SiRF Technology Holdings Inc. unveiled its SiRFecosystem strategy and introduced SiRFstudio, a standards-based, end-to-end LBS platform.
SiRFstudio is designed to simplify and speed the development and deployment of location-aware applications across a broad range of mobile devices, SiRF says. It is part of what SiRF has dubbed its SiRFecosystem, a suite of tools and resources to speed development, testing, deployment and marketing of LBS applications that drive higher average revenue per user. More than one hundred companies worldwide are already participating in the SiRFecosystem LBS developer community, according to SiRF.
SiRFstudio intends to make location an intrinsic and useful part of every mobile device, combining with and enhancing applications people use the most from calling, messaging and browsing to address books, calendars and e-mail, the company says. It is a superset of the JSR-179 location (application programming interface) API, supporting multiple integrated development environments such as Java Wireless Toolkit 2.3, and offers software developers standard APIs for accessing location capabilities across multiple devices, operating systems and location technologies.
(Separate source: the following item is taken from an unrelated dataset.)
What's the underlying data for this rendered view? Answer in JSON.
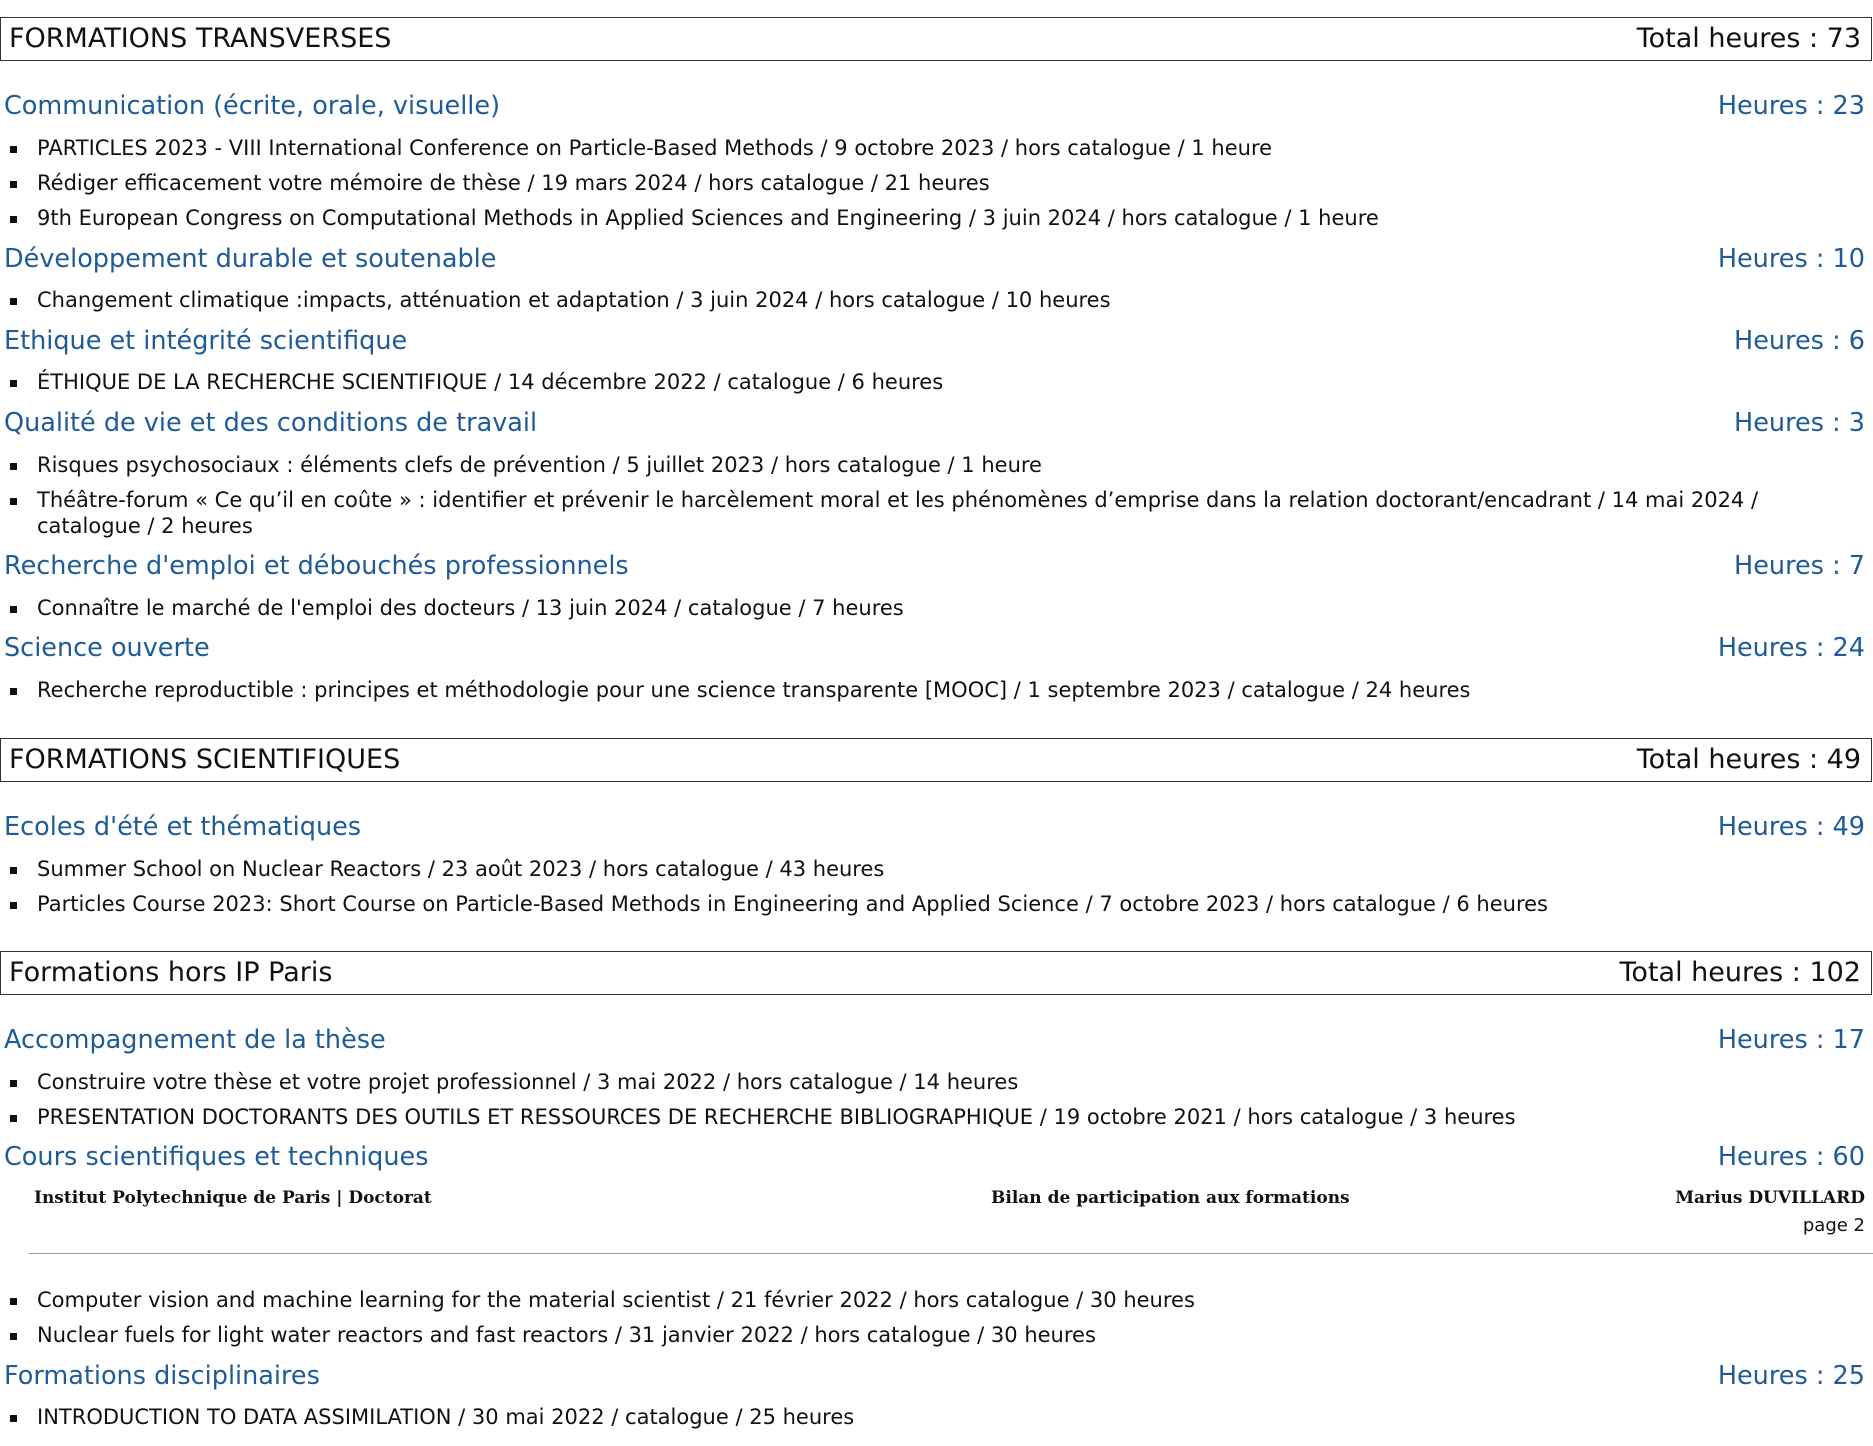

Today the revenues wireless service providers receive for voice services far exceed those they receive for data services, SiRF observes. In contrast, in the U.S. and many other countries, wire-line data revenues already exceed voice revenues, and wireless service providers are understandably eager to close this gap. SiRF believes wireless data revenues will follow a similar trend, and that location will be a key contributor in closing this revenue gap by providing a context for mobile content, the company says.
The Lowdown on SiRFstudio
SiRFstudio comprises both client and server components. The SiRFstudio thin client resides on the mobile device and provides developer-facing APIs for the rapid development and integration of location-enabled applications.
SiRFstudio Server has a multi-protocol gateway that receives requests for location data from the SiRFstudio client over any available wireless link and delivers the available location data back to it. SiRFstudio Server interfaces with most of the major geospatial data platforms worldwide, including Autodesk, ESRI, Webraska, Navitime, Microsoft, DeCarta, Telmap, Maporama, Tele Atlas and Navteq, among others, the company says.
SiRFstudio Server's location intelligence capabilities support peer-to-peer location to communicate user location with others, geo-annotation to create location-based user content, geo-publishing for location-based RSS and real-time feeds and a geo-agent for event-driven alerts based on time, location, speed, heading or motion. The SiRFstudio Server vending machine interface provides a turnkey solution for both on-deck and off-deck content distribution, the company says.